Toxicologic Mechanism

    A) Orellanine was the name given to the first toxin isolated from Cortinarius orellanus (Grzymala, 1962). It has a bipyridyl structure (Antkowiak & Gessner, 1979) and is extremely stable in the intact fruiting body even after 20 years in dried herbarium specimens.
    1) It is not destroyed by cooking or removed from the mushroom by parboiling and discarding the water (Benjamin, 1995).
    2) Scottish School: disagrees with a toxin that is bipyridyl in structure. Instead, they believe the agents are a series of compounds labeled cortinarins "A", "B", and "C", which are closely related to the amatoxin cyclopeptides. Cortinarin "B" is formed from "A" upon O-demethylation.
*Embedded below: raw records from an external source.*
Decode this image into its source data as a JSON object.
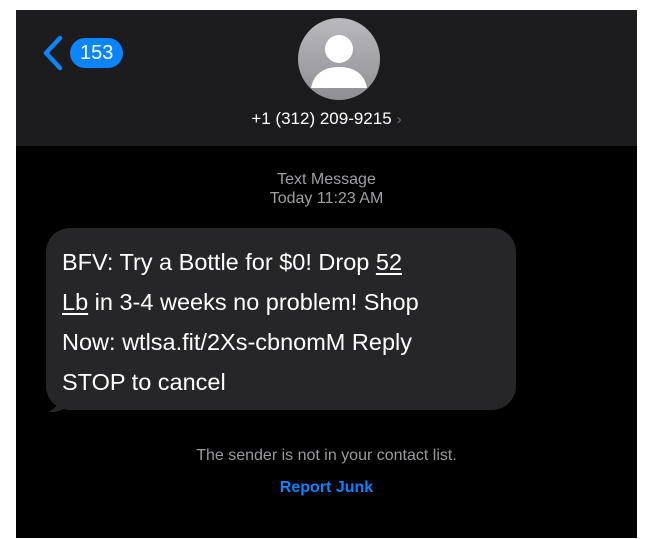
{
  "header": {
    "unread_count": "153",
    "contact_number": "+1 (312) 209-9215",
    "contact_chevron": "›"
  },
  "conversation": {
    "service_label": "Text Message",
    "timestamp": "Today 11:23 AM"
  },
  "message": {
    "line1_a": "BFV: Try a Bottle for $0! Drop ",
    "line1_link": "52",
    "line2_link": "Lb",
    "line2_b": " in 3-4 weeks no problem! Shop",
    "line3": "Now: wtlsa.fit/2Xs-cbnomM Reply",
    "line4": "STOP to cancel"
  },
  "footer": {
    "notice": "The sender is not in your contact list.",
    "report_label": "Report Junk"
  },
  "colors": {
    "accent": "#0a84ff",
    "header_bg": "#1c1c1e",
    "bubble_bg": "#262628",
    "background": "#000000"
  },
  "icons": {
    "back": "chevron-left-icon",
    "avatar": "person-silhouette-icon",
    "contact_detail": "chevron-right-icon"
  }
}
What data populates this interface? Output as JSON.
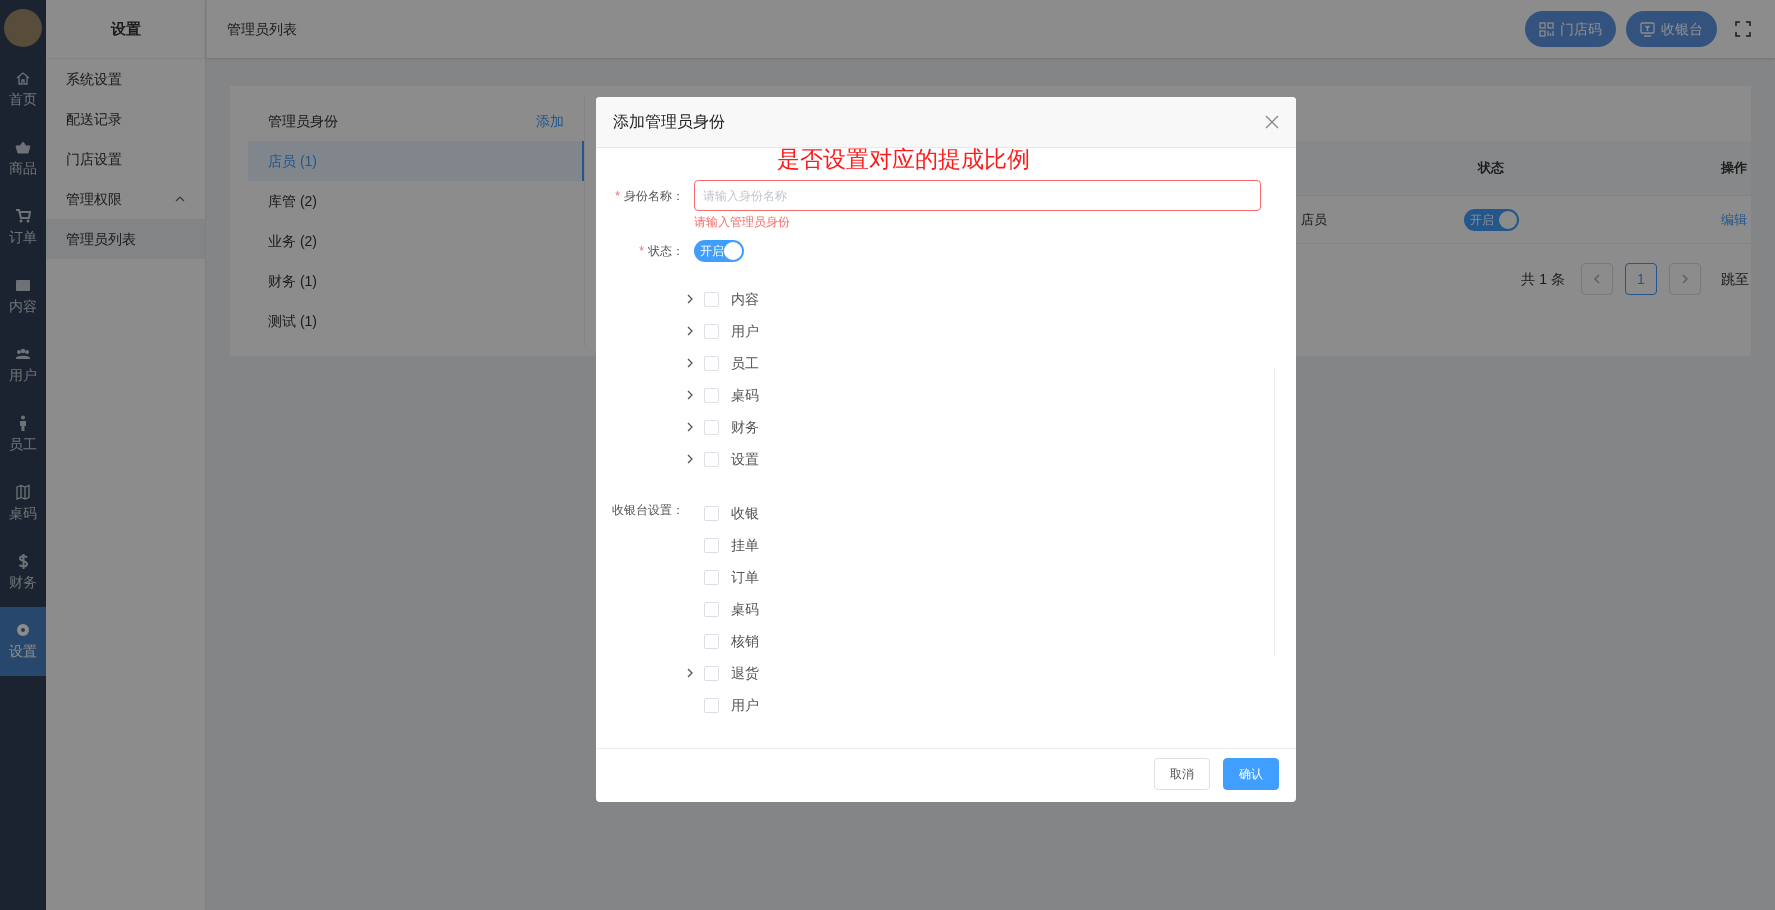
{
  "nav_rail": {
    "items": [
      {
        "label": "首页",
        "selected": false
      },
      {
        "label": "商品",
        "selected": false
      },
      {
        "label": "订单",
        "selected": false
      },
      {
        "label": "内容",
        "selected": false
      },
      {
        "label": "用户",
        "selected": false
      },
      {
        "label": "员工",
        "selected": false
      },
      {
        "label": "桌码",
        "selected": false
      },
      {
        "label": "财务",
        "selected": false
      },
      {
        "label": "设置",
        "selected": true
      }
    ]
  },
  "submenu": {
    "title": "设置",
    "items": [
      {
        "label": "系统设置"
      },
      {
        "label": "配送记录"
      },
      {
        "label": "门店设置"
      },
      {
        "label": "管理权限",
        "expanded": true,
        "children": [
          {
            "label": "管理员列表",
            "selected": true
          }
        ]
      }
    ]
  },
  "header": {
    "breadcrumb": "管理员列表",
    "buttons": [
      "门店码",
      "收银台"
    ]
  },
  "roles": {
    "title": "管理员身份",
    "add": "添加",
    "items": [
      {
        "label": "店员 (1)",
        "selected": true
      },
      {
        "label": "库管 (2)",
        "selected": false
      },
      {
        "label": "业务 (2)",
        "selected": false
      },
      {
        "label": "财务 (1)",
        "selected": false
      },
      {
        "label": "测试 (1)",
        "selected": false
      }
    ]
  },
  "table": {
    "columns": [
      "状态",
      "操作"
    ],
    "rows": [
      {
        "column_1": "店员",
        "status": {
          "label": "开启",
          "on": true
        },
        "action": "编辑"
      }
    ]
  },
  "pagination": {
    "total": "共 1 条",
    "pages": [
      {
        "label": "1",
        "selected": true
      }
    ],
    "jump": "跳至"
  },
  "dialog": {
    "title": "添加管理员身份",
    "annotation": "是否设置对应的提成比例",
    "name_field": {
      "label": "身份名称：",
      "required_mark": "*",
      "placeholder": "请输入身份名称",
      "error": "请输入管理员身份"
    },
    "status_field": {
      "label": "状态：",
      "required_mark": "*",
      "on": true,
      "text": "开启"
    },
    "permissions": [
      {
        "label": "内容",
        "expanded": false,
        "checked": false
      },
      {
        "label": "用户",
        "expanded": false,
        "checked": false
      },
      {
        "label": "员工",
        "expanded": false,
        "checked": false
      },
      {
        "label": "桌码",
        "expanded": false,
        "checked": false
      },
      {
        "label": "财务",
        "expanded": false,
        "checked": false
      },
      {
        "label": "设置",
        "expanded": false,
        "checked": false
      }
    ],
    "cashier": {
      "label": "收银台设置：",
      "items": [
        {
          "label": "收银",
          "checked": false
        },
        {
          "label": "挂单",
          "checked": false
        },
        {
          "label": "订单",
          "checked": false
        },
        {
          "label": "桌码",
          "checked": false
        },
        {
          "label": "核销",
          "checked": false
        },
        {
          "label": "退货",
          "expanded": false,
          "checked": false
        },
        {
          "label": "用户",
          "checked": false
        }
      ]
    },
    "buttons": [
      {
        "label": "取消",
        "kind": "secondary"
      },
      {
        "label": "确认",
        "kind": "primary"
      }
    ]
  }
}
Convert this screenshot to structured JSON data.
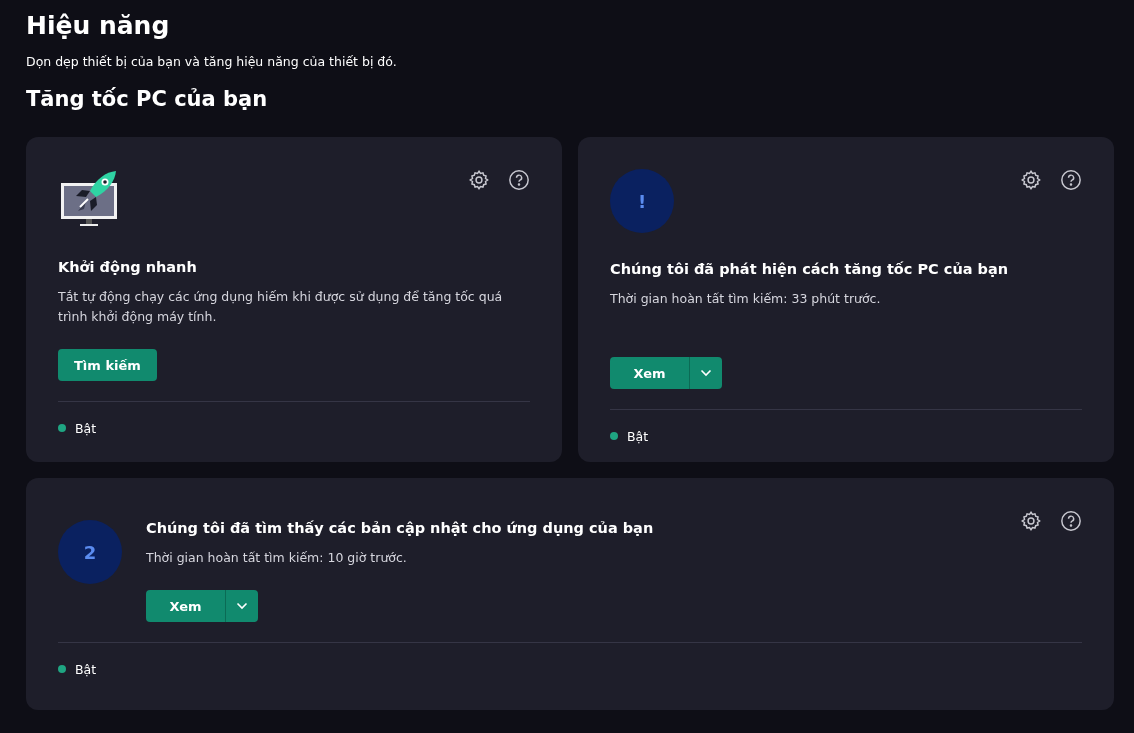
{
  "page": {
    "title": "Hiệu năng",
    "subtitle": "Dọn dẹp thiết bị của bạn và tăng hiệu năng của thiết bị đó.",
    "section_title": "Tăng tốc PC của bạn"
  },
  "cards": [
    {
      "kind": "tile",
      "icon": {
        "kind": "rocket"
      },
      "title": "Khởi động nhanh",
      "description": "Tắt tự động chạy các ứng dụng hiếm khi được sử dụng để tăng tốc quá trình khởi động máy tính.",
      "button": {
        "kind": "plain",
        "label": "Tìm kiếm"
      },
      "status": {
        "label": "Bật",
        "color": "#1fa582"
      }
    },
    {
      "kind": "tile",
      "icon": {
        "kind": "badge",
        "label": "!"
      },
      "title": "Chúng tôi đã phát hiện cách tăng tốc PC của bạn",
      "description": "Thời gian hoàn tất tìm kiếm: 33 phút trước.",
      "button": {
        "kind": "split",
        "label": "Xem"
      },
      "status": {
        "label": "Bật",
        "color": "#1fa582"
      }
    },
    {
      "kind": "wide",
      "icon": {
        "kind": "badge",
        "label": "2"
      },
      "title": "Chúng tôi đã tìm thấy các bản cập nhật cho ứng dụng của bạn",
      "description": "Thời gian hoàn tất tìm kiếm: 10 giờ trước.",
      "button": {
        "kind": "split",
        "label": "Xem"
      },
      "status": {
        "label": "Bật",
        "color": "#1fa582"
      }
    }
  ]
}
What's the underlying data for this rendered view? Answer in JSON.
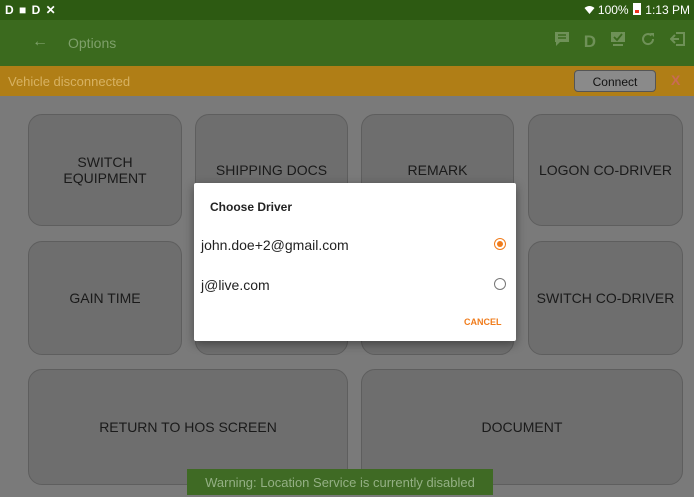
{
  "status_bar": {
    "left_icons": "D ■ D ✕",
    "wifi": "📶",
    "battery": "100%",
    "time": "1:13 PM"
  },
  "app_bar": {
    "back": "←",
    "title": "Options"
  },
  "alert": {
    "message": "Vehicle disconnected",
    "connect_label": "Connect",
    "dismiss": "X"
  },
  "tiles": {
    "switch_equipment": "SWITCH EQUIPMENT",
    "shipping_docs": "SHIPPING DOCS",
    "remark": "REMARK",
    "logon_codriver": "LOGON CO-DRIVER",
    "gain_time": "GAIN TIME",
    "switch_codriver": "SWITCH CO-DRIVER",
    "return_hos": "RETURN TO HOS SCREEN",
    "document": "DOCUMENT"
  },
  "dialog": {
    "title": "Choose Driver",
    "options": [
      {
        "label": "john.doe+2@gmail.com",
        "selected": true
      },
      {
        "label": "j@live.com",
        "selected": false
      }
    ],
    "cancel_label": "CANCEL"
  },
  "toast": "Warning: Location Service is currently disabled",
  "colors": {
    "app_bar": "#3b6a1e",
    "alert": "#b07e16",
    "accent": "#f07c1c"
  }
}
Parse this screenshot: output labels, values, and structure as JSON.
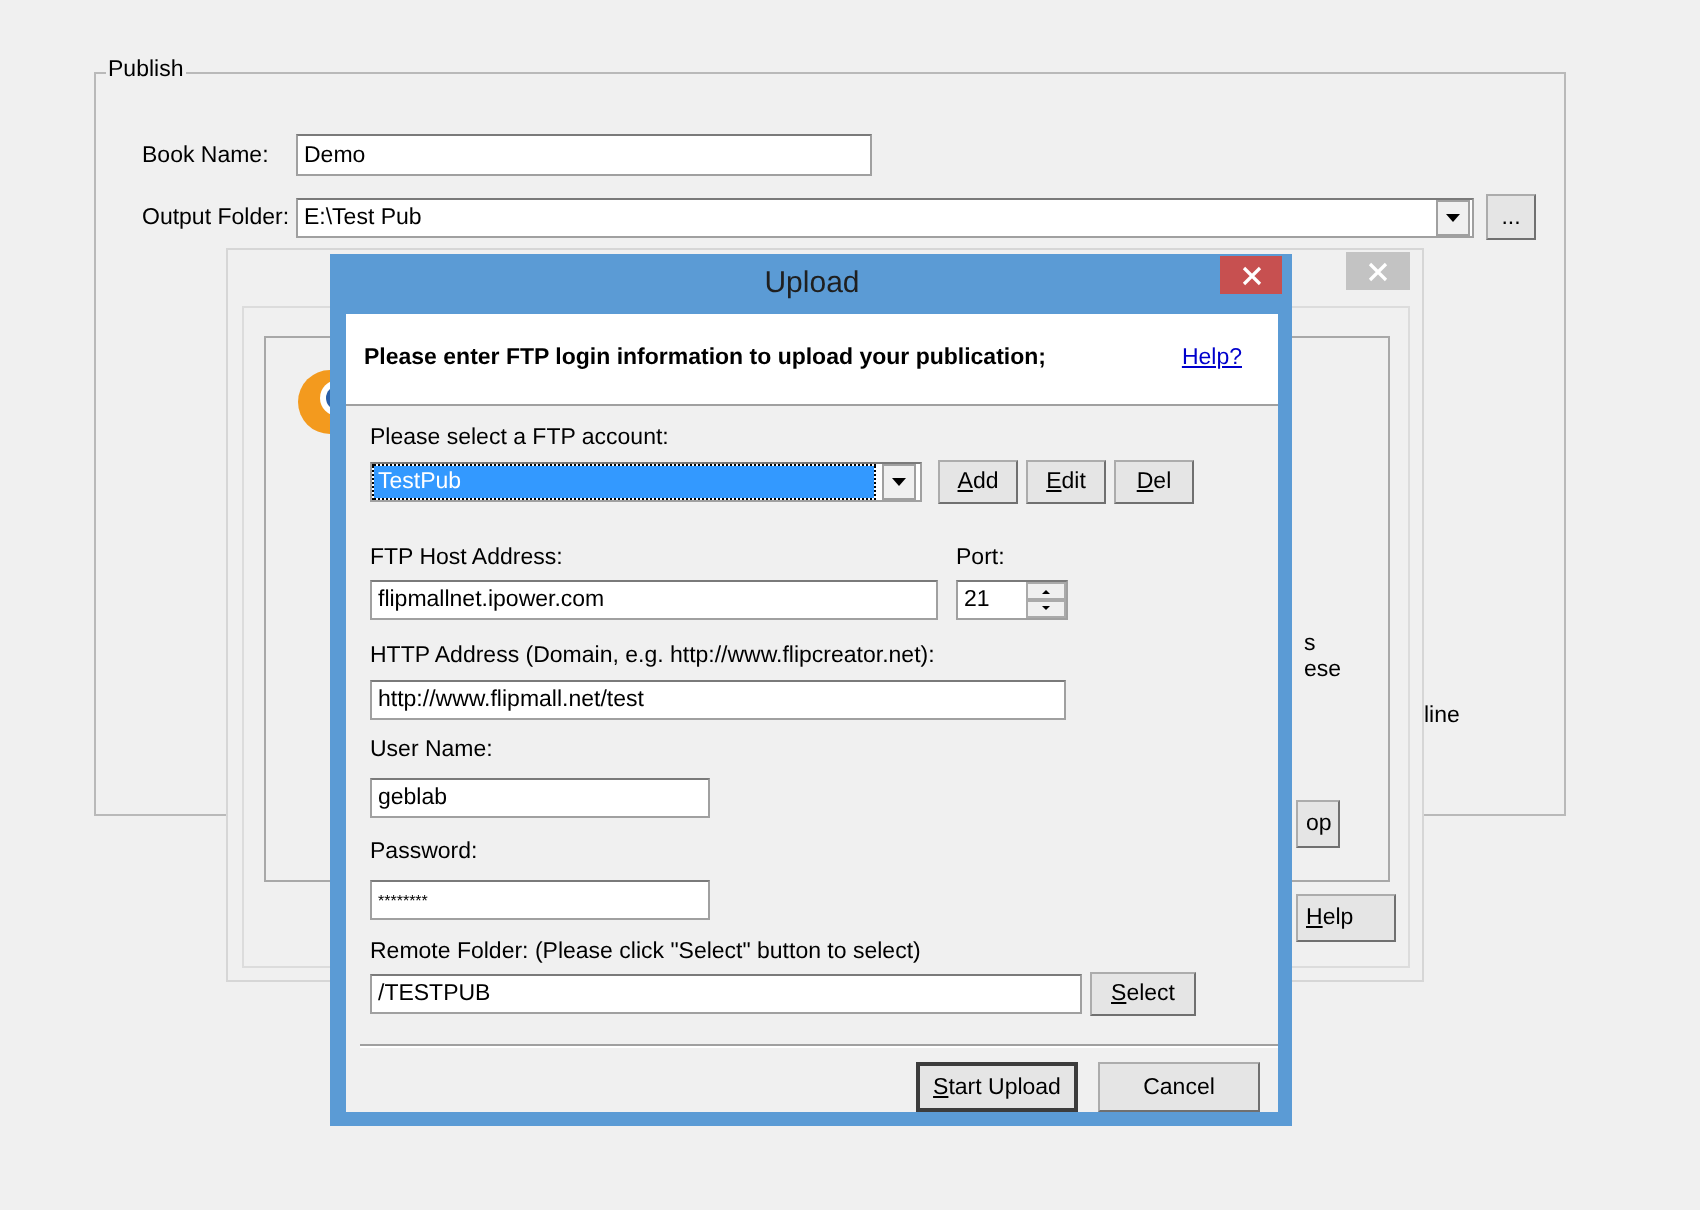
{
  "publish": {
    "group_title": "Publish",
    "book_name_label": "Book Name:",
    "book_name": "Demo",
    "output_folder_label": "Output Folder:",
    "output_folder": "E:\\Test Pub",
    "browse_button": "...",
    "partial_text": "line"
  },
  "back_window": {
    "texts": [
      "s",
      "ese"
    ],
    "buttons": [
      {
        "label": "op",
        "mnemonic": false
      },
      {
        "label": "Help",
        "mnemonic": true
      }
    ]
  },
  "upload": {
    "title": "Upload",
    "header": "Please enter FTP login information to upload your publication;",
    "help_link": "Help?",
    "account_label": "Please select a FTP account:",
    "account": "TestPub",
    "account_buttons": [
      {
        "label": "Add",
        "mnemonic": true
      },
      {
        "label": "Edit",
        "mnemonic": true
      },
      {
        "label": "Del",
        "mnemonic": true
      }
    ],
    "host_label": "FTP Host Address:",
    "host": "flipmallnet.ipower.com",
    "port_label": "Port:",
    "port": "21",
    "http_label": "HTTP Address (Domain, e.g. http://www.flipcreator.net):",
    "http": "http://www.flipmall.net/test",
    "user_label": "User Name:",
    "user": "geblab",
    "password_label": "Password:",
    "password": "********",
    "remote_label": "Remote Folder: (Please click \"Select\" button to select)",
    "remote": "/TESTPUB",
    "select_button": {
      "label": "Select",
      "mnemonic": true
    },
    "actions": [
      {
        "label": "Start Upload",
        "mnemonic": true,
        "default": true
      },
      {
        "label": "Cancel",
        "mnemonic": false,
        "default": false
      }
    ]
  }
}
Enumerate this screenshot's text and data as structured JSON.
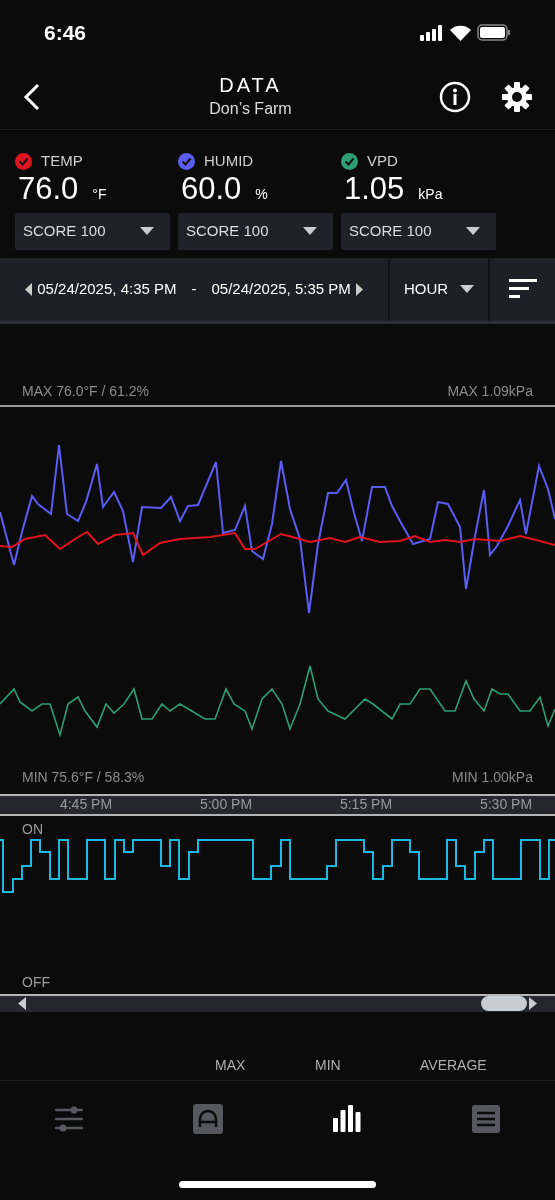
{
  "status_bar": {
    "time": "6:46"
  },
  "header": {
    "title": "DATA",
    "subtitle": "Don’s Farm"
  },
  "sensors": [
    {
      "name": "TEMP",
      "value": "76.0",
      "unit": "°F",
      "checked": true,
      "color": "#e0141e",
      "score": "SCORE 100"
    },
    {
      "name": "HUMID",
      "value": "60.0",
      "unit": "%",
      "checked": true,
      "color": "#5b5cf0",
      "score": "SCORE 100"
    },
    {
      "name": "VPD",
      "value": "1.05",
      "unit": "kPa",
      "checked": true,
      "color": "#2e9e74",
      "score": "SCORE 100"
    }
  ],
  "range": {
    "start": "05/24/2025, 4:35 PM",
    "separator": "-",
    "end": "05/24/2025, 5:35 PM",
    "interval": "HOUR"
  },
  "chart": {
    "max_left": "MAX 76.0°F / 61.2%",
    "max_right": "MAX 1.09kPa",
    "min_left": "MIN 75.6°F / 58.3%",
    "min_right": "MIN 1.00kPa",
    "time_labels": [
      "4:45 PM",
      "5:00 PM",
      "5:15 PM",
      "5:30 PM"
    ]
  },
  "switch_chart": {
    "on_label": "ON",
    "off_label": "OFF"
  },
  "summary_columns": [
    "MAX",
    "MIN",
    "AVERAGE"
  ],
  "tabs": [
    {
      "kind": "sliders",
      "selected": false
    },
    {
      "kind": "arch",
      "selected": false
    },
    {
      "kind": "bars",
      "selected": true
    },
    {
      "kind": "list",
      "selected": false
    }
  ]
}
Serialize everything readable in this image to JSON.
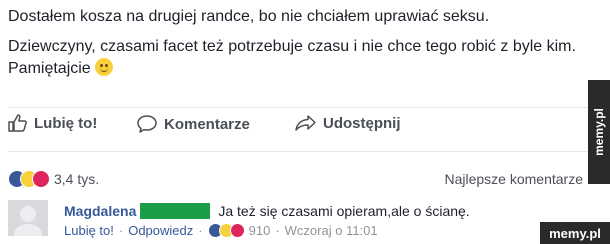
{
  "post": {
    "line1": "Dostałem kosza na drugiej randce, bo nie chciałem uprawiać seksu.",
    "line2": "Dziewczyny, czasami facet też potrzebuje czasu i nie chce tego robić z byle kim. Pamiętajcie"
  },
  "actions": {
    "like": "Lubię to!",
    "comment": "Komentarze",
    "share": "Udostępnij"
  },
  "reactions": {
    "count": "3,4 tys.",
    "top_comments": "Najlepsze komentarze"
  },
  "comment": {
    "author": "Magdalena",
    "text": "Ja też się czasami opieram,ale o ścianę.",
    "like": "Lubię to!",
    "reply": "Odpowiedz",
    "reaction_count": "910",
    "time": "Wczoraj o 11:01"
  },
  "watermarks": {
    "side": "memy.pl",
    "bottom": "memy.pl"
  }
}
Cortinarin "B" appears to be the most toxic, when it has been metabolized to its sulfozide form in the liver (Benjamin, 1995).
    B) When extracted from the mushroom, however, it rapidly decomposes into other compounds, especially when exposed to light, particularly ultraviolet light.
    1) Five to ten of these degradation products, one named orelline, have previously caused confusion in the literature (Kurnsteiner & Moser, 1981; Moser M, 1985).
    2) There are intermediaries in the conversion of orellanine which may bind covalently with proteins and glutathione to produce renal damage (Andary et al, 1989).
    C) Three other polypeptide nephrotoxin toxins, Cortinarin A, B, and C, have been isolated from Cortinarius speciosissimus.
    1) Cortinarin A & B are nephrotoxic in laboratory animals and their relationship to the orellanine and the nephrotoxicity from these mushroomsi is yet unclear (Tebbett & Caddy, 1984; Caddy et al, 1982; Holmdahl et al, 1987).
    D) Richard et al (1988) tested mice with pure orellanine and demonstrated similar toxicity as that seen when these mushrooms are taken orally. They found the nephrotoxicity to be related to a small molecule (molecular weight under 500) - namely orellanine.
    E) Pathological findings are limited to the kidney and primarily to the outer layer of the medulla and more specifically to the cells of the proximal tubules. This lesion has been called tubulointerstitial nephritis (Nieminen et al, 1975; Mottonen et al, 1975).
    1) The glomerulae show practically no damage except for slight mesangial cell reaction (Short et al, 1980).
    F) The pathogenesis of this renal damage is now known to be due to the orellanine inhibition of alkaline phosphatase which in turn interrupts the production of adenosine triphosphate upon which cellular metabolism depends (Moser M, 1985).
    G) When tested in cell cultures, orellanine caused a disruption of confluent monolayers and activity reductions in membrane bound alkaline phosphatase and cytosolic lactate dehydrogenase. The mechanism appears to be intracellular (Heufler et al, 1987).
    H) Orellanine is highly toxic to the duckweed (Lemma minor) (Hoiland, 1983) via inhibition of photosynthetic activity. Orellanine's structure is similar to that of paraquat and diquat, but the mechanism of action appears different.
    1) Orellanine can neither be reduced by electrons from water nor from NADPH whereas paraquat can (Richard et al, 1987; Richard et al, 1988).

Physical Characteristics

    A) ORELLANINE: A crystalline, colorless compound; when heated above 27 degrees C or deoxidised under ultraviolet light, it decomposes to a yellow, stable, nontoxic, sublimable compound (orelline) (Tiecco et al, 1987; Andary et al, 1989).
    1) Orellanine is converted to orellinine and subsequently to orelline by heat and UV radiation (Antkowiak & Gessner, 1985).

Molecular Weight

    A) Not applicable

Clinical Effects

    11.1.9) OVINE/SHEEP
    A) KIDNEY DAMAGE - Severe kidney damage was seen in 4 sheep examined post mortem. The sheep had been in pasture containing C. orellanoides (= C. speciosissimus). Similar damage was produced experimentally in a lamb, given suspensious of homogenized fruiting bodies (Overas et al, 1979).